I don't do well with combat scenes. When swords start swinging, bullets start flying or fists start pounding, I'm one of those moviegoers who hides her eyes behind open hands, grimacing at the mere sound of impact. But A Knight's Tale, a light-weight medieval tale set largely in the jousting ring, is so innocuous that the clashing of lances at high speed is visually digestible, even for a coward like me.

In fact, the jousting moments comprised the most enjoyable and memorable moments in this silly film. Babe/boy Heath Ledger plays William Thatcher, a tow-headed peasant who steals a dead knight's armor and enters the ring incognito since only titled gentry are entitled to participate in the joust.
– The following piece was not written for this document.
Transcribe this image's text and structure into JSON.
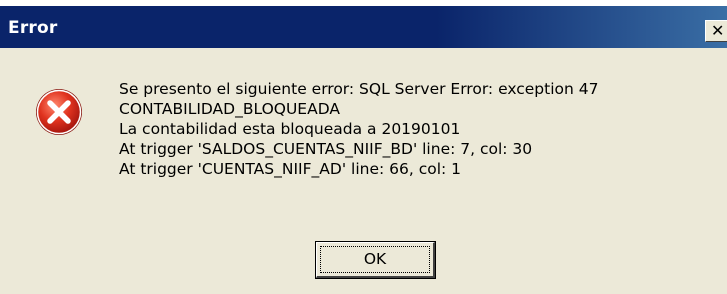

Along the way, William and his hapless band, including roly-poly Roland (Mark Addy of The Fully Monty fame) and dim-witted Wat (Alan Tudyk), run into a wayfarer who's lost his clothes in a gambling disaster. Turns out the naked guy's a poet of the common folk named Geoffrey Chaucer (Paul Bettany) who joins in William's masquerade, dubbing him Sir Ulrich von Lichtenstein and laying claim to the movie's most intelligent scenes.

A Knight's Tale basically follows William from tournament to tournament, picking up new characters along the way, including the obligatory love interest, beautiful Jocelyn (Shannyn Sousamon), gritty female blacksmith Kate (Laura Fraser) and arch-enemy Count Adhemar (Rufus Sewell) who William must defeat to win the national title and Jocelyn.

A minor, humorous distraction from the thin plot and pleasant visuals of A Knight's Tale is the gimmick of orchestrating the fights to classic rock songs. Early on, the crowd breaks into "We Will, We Will Rock You" as William enters the ring and the audience chuckles amiably in recognition.

That pretty much sums up the experience -- amiable and innocuous. Don't look for a history lesson though the film tries lamely to sell you one in class warfare, and don't expect to be offended or riled up. A Knight's Tale doesn't have the dramatic power to raise a hair, but it's not a complete waste of time either.